Ahora, de regreso, alcanzado el secreto de la obra alquímica, devolvía a los hermanos lo que a su vez había recibido, cumpliendo en justicia la vieja ley del conocimiento: el encuentro es para el amor, el amor para la fuerza, la fuera para la obra, la obra para los hermanos.
Su acción tenía lugar bajo la influencia de Júpiter y Urano, entre Leo y Acuario.
La aparición del príncipe disfrazado de ermitaño por el planeta, marcaba en realidad un nuevo tiempo, otro giro de la rueda de doce radios.
En este nuevo giro quedaría al descubierto lo que había estado oculto y sepultado todo cuanto había estado patente, la vida se manifestaría en un espectro de colores, hasta entonces, desconocidos.
Esta fue la primera visión que el anciano ermitaño comunicó a todos cuantos solicitaban el conocimiento:
Una rueda de doce radios se movía lentamente apoyada en un eje vertical atacado en su base por las dos serpientes que habían sido reunidas y dominadas armónicamente por los maestros y debían serlo por los iniciados que ahora cruzaban el umbral.

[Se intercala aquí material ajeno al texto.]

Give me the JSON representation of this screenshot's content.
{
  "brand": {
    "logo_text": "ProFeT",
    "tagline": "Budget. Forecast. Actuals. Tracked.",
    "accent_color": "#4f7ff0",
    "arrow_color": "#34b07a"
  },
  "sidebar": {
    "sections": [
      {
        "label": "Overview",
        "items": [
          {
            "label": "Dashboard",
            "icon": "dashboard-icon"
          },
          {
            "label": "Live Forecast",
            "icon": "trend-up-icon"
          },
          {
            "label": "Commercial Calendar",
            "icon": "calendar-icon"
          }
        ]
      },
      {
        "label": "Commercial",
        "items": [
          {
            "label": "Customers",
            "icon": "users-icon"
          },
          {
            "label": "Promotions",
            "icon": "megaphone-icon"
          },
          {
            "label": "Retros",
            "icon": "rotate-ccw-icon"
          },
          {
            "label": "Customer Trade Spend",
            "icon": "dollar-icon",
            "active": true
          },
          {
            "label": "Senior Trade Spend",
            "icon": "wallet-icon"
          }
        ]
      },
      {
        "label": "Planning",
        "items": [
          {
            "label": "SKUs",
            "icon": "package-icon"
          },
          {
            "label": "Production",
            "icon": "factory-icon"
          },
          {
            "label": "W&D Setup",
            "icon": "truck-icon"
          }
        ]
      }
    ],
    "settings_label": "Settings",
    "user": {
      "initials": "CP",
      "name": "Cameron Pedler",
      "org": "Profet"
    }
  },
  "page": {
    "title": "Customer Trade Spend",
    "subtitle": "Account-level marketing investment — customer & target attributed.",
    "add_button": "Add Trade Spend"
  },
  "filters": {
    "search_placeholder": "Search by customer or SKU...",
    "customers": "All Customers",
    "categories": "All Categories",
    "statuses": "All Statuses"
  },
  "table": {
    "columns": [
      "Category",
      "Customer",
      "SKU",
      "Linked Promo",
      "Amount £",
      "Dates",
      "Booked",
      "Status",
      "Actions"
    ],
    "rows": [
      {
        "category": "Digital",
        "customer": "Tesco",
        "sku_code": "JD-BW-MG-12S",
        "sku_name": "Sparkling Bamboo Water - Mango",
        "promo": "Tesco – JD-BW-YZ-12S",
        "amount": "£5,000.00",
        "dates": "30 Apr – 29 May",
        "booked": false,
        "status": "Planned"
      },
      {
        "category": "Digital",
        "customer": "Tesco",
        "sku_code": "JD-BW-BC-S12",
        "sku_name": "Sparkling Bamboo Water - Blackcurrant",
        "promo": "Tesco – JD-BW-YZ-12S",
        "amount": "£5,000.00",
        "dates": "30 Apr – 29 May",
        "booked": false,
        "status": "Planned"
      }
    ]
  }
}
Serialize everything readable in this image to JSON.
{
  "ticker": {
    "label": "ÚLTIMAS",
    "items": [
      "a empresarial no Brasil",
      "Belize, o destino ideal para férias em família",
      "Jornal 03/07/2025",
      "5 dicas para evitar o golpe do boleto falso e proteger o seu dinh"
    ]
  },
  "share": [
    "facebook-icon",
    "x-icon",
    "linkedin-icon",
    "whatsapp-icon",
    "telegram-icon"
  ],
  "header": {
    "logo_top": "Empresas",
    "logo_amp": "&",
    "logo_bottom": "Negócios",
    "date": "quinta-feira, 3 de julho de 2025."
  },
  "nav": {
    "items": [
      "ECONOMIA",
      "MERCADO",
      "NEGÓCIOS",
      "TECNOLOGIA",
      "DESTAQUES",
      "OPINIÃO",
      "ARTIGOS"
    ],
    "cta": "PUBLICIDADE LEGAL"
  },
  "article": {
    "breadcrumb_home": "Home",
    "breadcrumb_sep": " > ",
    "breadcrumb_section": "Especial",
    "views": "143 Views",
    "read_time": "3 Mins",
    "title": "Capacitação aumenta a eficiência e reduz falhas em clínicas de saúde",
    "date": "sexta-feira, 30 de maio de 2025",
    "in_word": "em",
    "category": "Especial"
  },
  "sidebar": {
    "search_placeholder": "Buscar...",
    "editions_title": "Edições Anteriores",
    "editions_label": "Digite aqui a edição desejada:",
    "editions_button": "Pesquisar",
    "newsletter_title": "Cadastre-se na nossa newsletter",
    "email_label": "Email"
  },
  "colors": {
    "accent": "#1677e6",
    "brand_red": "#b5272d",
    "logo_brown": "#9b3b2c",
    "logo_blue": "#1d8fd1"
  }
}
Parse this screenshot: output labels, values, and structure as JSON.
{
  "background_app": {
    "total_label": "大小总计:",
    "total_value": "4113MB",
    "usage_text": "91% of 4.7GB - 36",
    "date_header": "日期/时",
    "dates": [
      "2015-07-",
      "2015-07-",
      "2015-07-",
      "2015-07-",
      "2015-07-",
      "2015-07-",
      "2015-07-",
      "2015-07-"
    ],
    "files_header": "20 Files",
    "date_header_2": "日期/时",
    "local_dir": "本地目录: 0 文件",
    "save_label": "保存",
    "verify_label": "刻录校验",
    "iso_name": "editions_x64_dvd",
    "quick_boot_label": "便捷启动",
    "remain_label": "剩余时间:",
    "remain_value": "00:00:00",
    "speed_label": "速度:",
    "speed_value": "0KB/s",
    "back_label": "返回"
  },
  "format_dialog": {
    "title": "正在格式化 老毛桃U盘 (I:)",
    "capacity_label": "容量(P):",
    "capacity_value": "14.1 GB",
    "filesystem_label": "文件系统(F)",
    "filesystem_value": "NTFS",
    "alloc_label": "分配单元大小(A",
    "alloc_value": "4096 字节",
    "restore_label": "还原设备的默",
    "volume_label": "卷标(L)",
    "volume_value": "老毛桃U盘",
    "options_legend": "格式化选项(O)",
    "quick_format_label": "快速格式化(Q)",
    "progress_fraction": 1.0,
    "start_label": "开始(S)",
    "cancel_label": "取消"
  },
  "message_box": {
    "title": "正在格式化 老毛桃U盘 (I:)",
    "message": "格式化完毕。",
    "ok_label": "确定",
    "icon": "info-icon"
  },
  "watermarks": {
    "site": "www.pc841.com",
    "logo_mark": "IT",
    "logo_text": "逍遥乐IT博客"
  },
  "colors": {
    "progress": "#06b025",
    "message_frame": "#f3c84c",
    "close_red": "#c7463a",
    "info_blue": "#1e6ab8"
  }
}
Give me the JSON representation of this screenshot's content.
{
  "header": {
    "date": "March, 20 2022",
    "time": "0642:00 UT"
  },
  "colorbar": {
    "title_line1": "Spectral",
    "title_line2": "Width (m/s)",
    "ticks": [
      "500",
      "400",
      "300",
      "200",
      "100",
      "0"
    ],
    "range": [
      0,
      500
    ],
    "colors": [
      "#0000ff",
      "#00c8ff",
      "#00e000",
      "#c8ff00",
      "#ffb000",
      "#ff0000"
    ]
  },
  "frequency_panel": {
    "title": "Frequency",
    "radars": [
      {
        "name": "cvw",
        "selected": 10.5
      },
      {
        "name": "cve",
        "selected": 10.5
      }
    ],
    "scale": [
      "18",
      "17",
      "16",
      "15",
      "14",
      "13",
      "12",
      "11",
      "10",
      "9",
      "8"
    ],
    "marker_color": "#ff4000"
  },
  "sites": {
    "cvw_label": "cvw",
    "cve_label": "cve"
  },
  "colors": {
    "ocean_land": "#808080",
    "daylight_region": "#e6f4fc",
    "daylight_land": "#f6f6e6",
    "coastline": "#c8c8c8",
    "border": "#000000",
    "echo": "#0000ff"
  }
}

El movimiento de la rueda estaba determinado y controlado por la gran Esfinge alada con cara de mujer, alas de águila, cuerpo delantero de león, cuerpo trasero de toro.
El movimiento de la rueda se realizaba bajo los cuatro puntos fijos del zodíaco: Acuario, Escorpión, Tauro y Leo.
Sobre la rueda obraban alquímicamente Mercurio y Urano y en la aceleración o deceleración de la rueda influían, por su lado derecho, una figura de hombre con cabeza de chacal conduciendo los elementos de los planos astrales a la materia y un hipopótamo con cabeza de cocodrilo alado, por la izquierda intentando cambiar el giro de la rueda.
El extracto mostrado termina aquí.